Monday, March 13, 2006

Jim Anderton: European agriculture reforms have not gone far enough

The Minister of Agriculture responds to Mark Peart's comment last week

Mark Peart completely misses the point by asserting I "waxed lyrical" about European agriculture reforms. New Zealand's position - and mine - is that while some progress has been made, further progress, in the form of a level international trade environment, is urgently needed.

When addressing nearly 1000 British farmers on the subject of agricultural subsidies, it would be misguided to go in all guns blazing. The point made was that while some progress was apparent - the only point Peart picked up on - further progress should be a priority.

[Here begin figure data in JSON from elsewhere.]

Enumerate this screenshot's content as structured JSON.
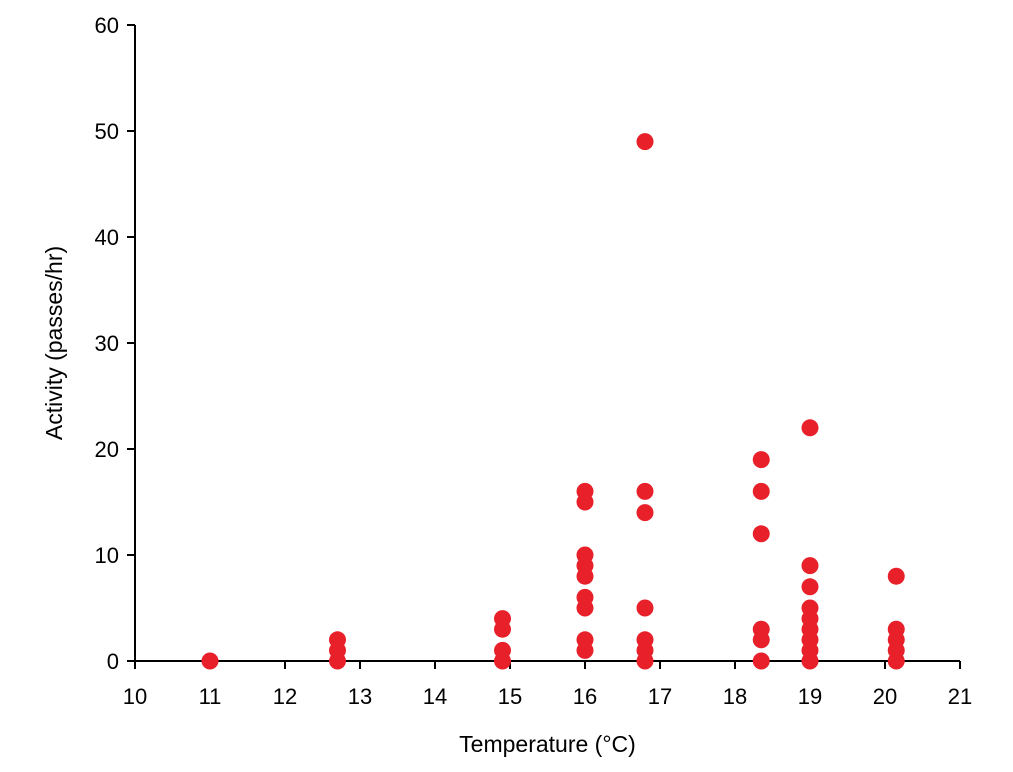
{
  "chart_data": {
    "type": "scatter",
    "title": "",
    "xlabel": "Temperature (°C)",
    "ylabel": "Activity (passes/hr)",
    "xlim": [
      10,
      21
    ],
    "ylim": [
      0,
      60
    ],
    "x_ticks": [
      10,
      11,
      12,
      13,
      14,
      15,
      16,
      17,
      18,
      19,
      20,
      21
    ],
    "y_ticks": [
      0,
      10,
      20,
      30,
      40,
      50,
      60
    ],
    "grid": false,
    "legend": "none",
    "marker_color": "#e8202a",
    "series": [
      {
        "points": [
          {
            "x": 11.0,
            "y": 0
          },
          {
            "x": 12.7,
            "y": 0
          },
          {
            "x": 12.7,
            "y": 1
          },
          {
            "x": 12.7,
            "y": 2
          },
          {
            "x": 14.9,
            "y": 0
          },
          {
            "x": 14.9,
            "y": 1
          },
          {
            "x": 14.9,
            "y": 3
          },
          {
            "x": 14.9,
            "y": 4
          },
          {
            "x": 16.0,
            "y": 1
          },
          {
            "x": 16.0,
            "y": 2
          },
          {
            "x": 16.0,
            "y": 5
          },
          {
            "x": 16.0,
            "y": 6
          },
          {
            "x": 16.0,
            "y": 8
          },
          {
            "x": 16.0,
            "y": 9
          },
          {
            "x": 16.0,
            "y": 10
          },
          {
            "x": 16.0,
            "y": 15
          },
          {
            "x": 16.0,
            "y": 16
          },
          {
            "x": 16.8,
            "y": 0
          },
          {
            "x": 16.8,
            "y": 1
          },
          {
            "x": 16.8,
            "y": 2
          },
          {
            "x": 16.8,
            "y": 5
          },
          {
            "x": 16.8,
            "y": 14
          },
          {
            "x": 16.8,
            "y": 16
          },
          {
            "x": 16.8,
            "y": 49
          },
          {
            "x": 18.35,
            "y": 0
          },
          {
            "x": 18.35,
            "y": 2
          },
          {
            "x": 18.35,
            "y": 3
          },
          {
            "x": 18.35,
            "y": 12
          },
          {
            "x": 18.35,
            "y": 16
          },
          {
            "x": 18.35,
            "y": 19
          },
          {
            "x": 19.0,
            "y": 0
          },
          {
            "x": 19.0,
            "y": 1
          },
          {
            "x": 19.0,
            "y": 2
          },
          {
            "x": 19.0,
            "y": 3
          },
          {
            "x": 19.0,
            "y": 4
          },
          {
            "x": 19.0,
            "y": 5
          },
          {
            "x": 19.0,
            "y": 7
          },
          {
            "x": 19.0,
            "y": 9
          },
          {
            "x": 19.0,
            "y": 22
          },
          {
            "x": 20.15,
            "y": 0
          },
          {
            "x": 20.15,
            "y": 1
          },
          {
            "x": 20.15,
            "y": 2
          },
          {
            "x": 20.15,
            "y": 3
          },
          {
            "x": 20.15,
            "y": 8
          }
        ]
      }
    ]
  }
}
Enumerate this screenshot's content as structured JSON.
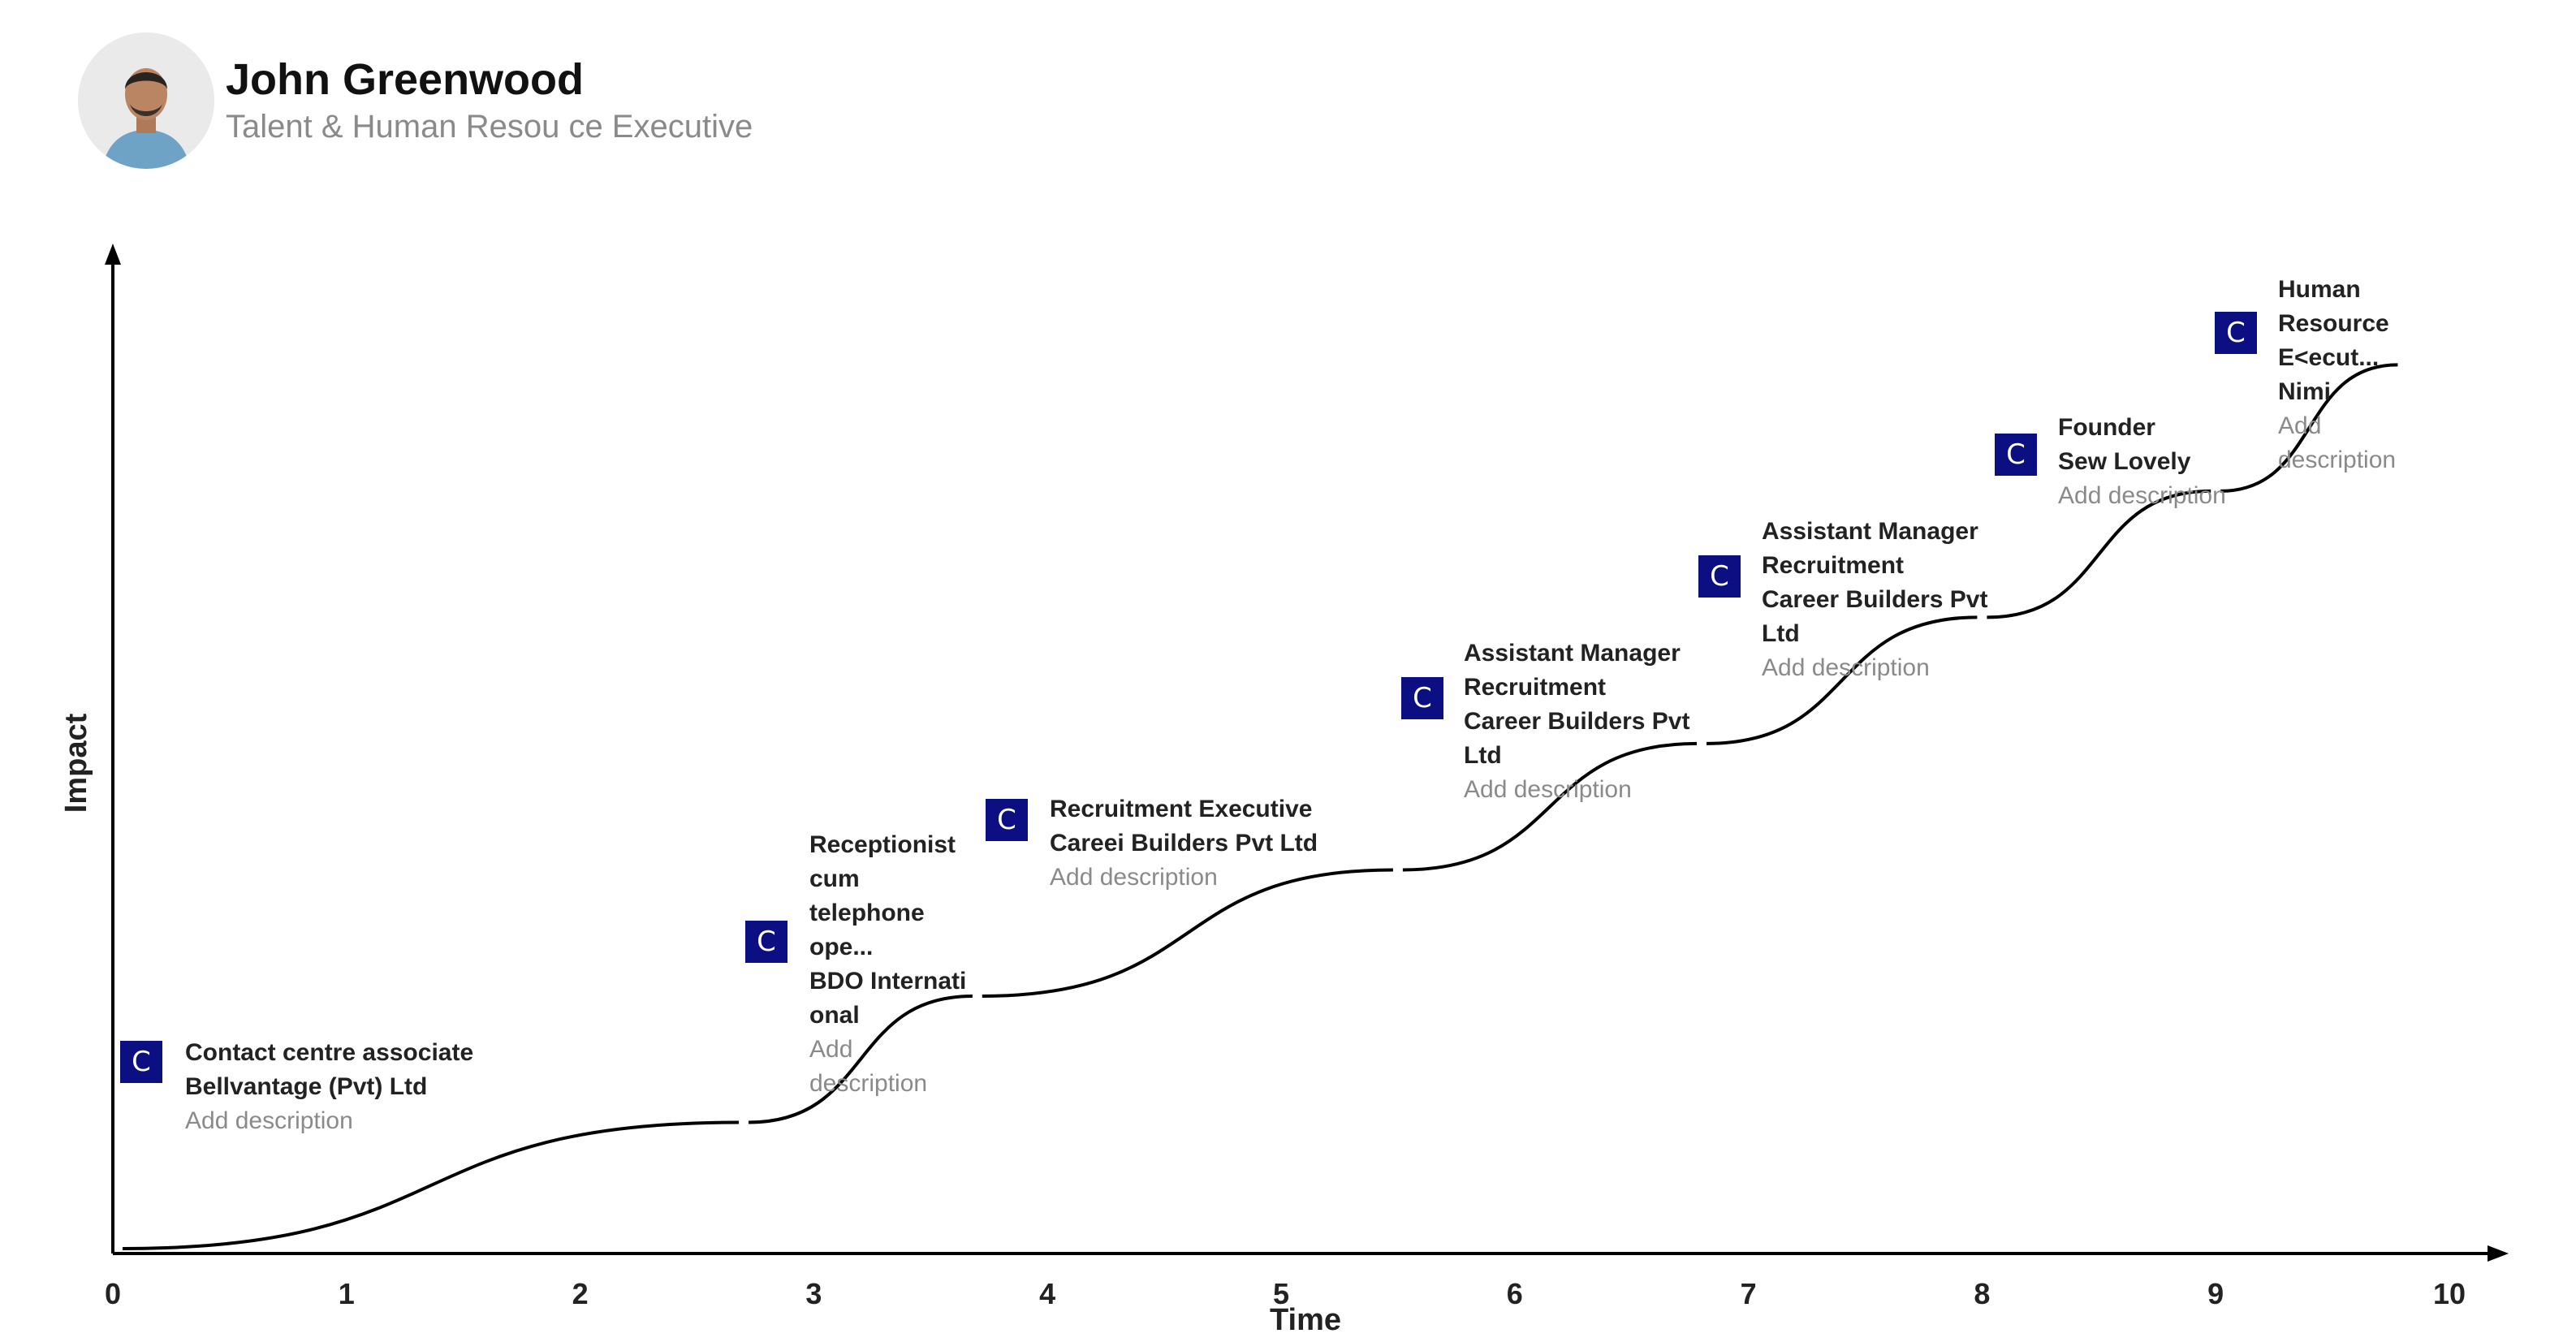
{
  "profile": {
    "name": "John Greenwood",
    "role": "Talent & Human Resou ce Executive",
    "avatar_icon": "person-photo"
  },
  "chart_data": {
    "type": "line",
    "xlabel": "Time",
    "ylabel": "Impact",
    "xlim": [
      0,
      10
    ],
    "ylim": [
      0,
      1
    ],
    "x_ticks": [
      0,
      1,
      2,
      3,
      4,
      5,
      6,
      7,
      8,
      9,
      10
    ],
    "line_color": "#000000",
    "badge_color": "#0b0f82",
    "badge_glyph": "C",
    "milestones": [
      {
        "x_start": 0.0,
        "x_end": 2.7,
        "y_start": 0.0,
        "y_end": 0.12,
        "title": "Contact centre associate",
        "company": "Bellvantage (Pvt) Ltd",
        "description": "Add description"
      },
      {
        "x_start": 2.7,
        "x_end": 3.7,
        "y_start": 0.12,
        "y_end": 0.24,
        "title": "Receptionist cum telephone ope...",
        "company": "BDO Internati onal",
        "description": "Add description"
      },
      {
        "x_start": 3.7,
        "x_end": 5.5,
        "y_start": 0.24,
        "y_end": 0.36,
        "title": "Recruitment Executive",
        "company": "Careei Builders Pvt Ltd",
        "description": "Add description"
      },
      {
        "x_start": 5.5,
        "x_end": 6.8,
        "y_start": 0.36,
        "y_end": 0.48,
        "title": "Assistant Manager Recruitment",
        "company": "Career Builders Pvt Ltd",
        "description": "Add description"
      },
      {
        "x_start": 6.8,
        "x_end": 8.0,
        "y_start": 0.48,
        "y_end": 0.6,
        "title": "Assistant Manager Recruitment",
        "company": "Career Builders Pvt Ltd",
        "description": "Add description"
      },
      {
        "x_start": 8.0,
        "x_end": 9.0,
        "y_start": 0.6,
        "y_end": 0.72,
        "title": "Founder",
        "company": "Sew Lovely",
        "description": "Add description"
      },
      {
        "x_start": 9.0,
        "x_end": 9.8,
        "y_start": 0.72,
        "y_end": 0.84,
        "title": "Human Resource E<ecut...",
        "company": "Nimi",
        "description": "Add description"
      }
    ]
  }
}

What I then said is far more relevant both to European and New Zealand farmers, and ultimately all New Zealanders.

In the absence of subsidies, New Zealand agriculture is performing better now than it ever has. While the process of adjustment was not easy, today sheep farming is highly profitable, producing more sheep meat of a higher quality than ever before because our industry is market-led. In Europe, despite progress, subsidies remain.

New Zealand's position is that it is only fair for the global trading environment to allow others to make best use of their own competitive advantages - just as we expect to.

If the international trading field was even, our producers would be able to connect directly with customers around the world, and respond to market demand that was not distorted.

Those distortions include a 600 per cent duty on New Zealand beef imports to Norway, while Japan charges a 360 per cent duty on New Zealand butter.

It is nearly impossible to quantify the losses to New Zealand of such policies because of the range of markets and products affected. Removing these obstacles would allow customers to enjoy a wider range of products of varying prices and attributes.

It is noteworthy that EU Agriculture Commissioner Mariann Fischer Boel chose to visit New Zealand to see for herself how our agriculture industry performs so well.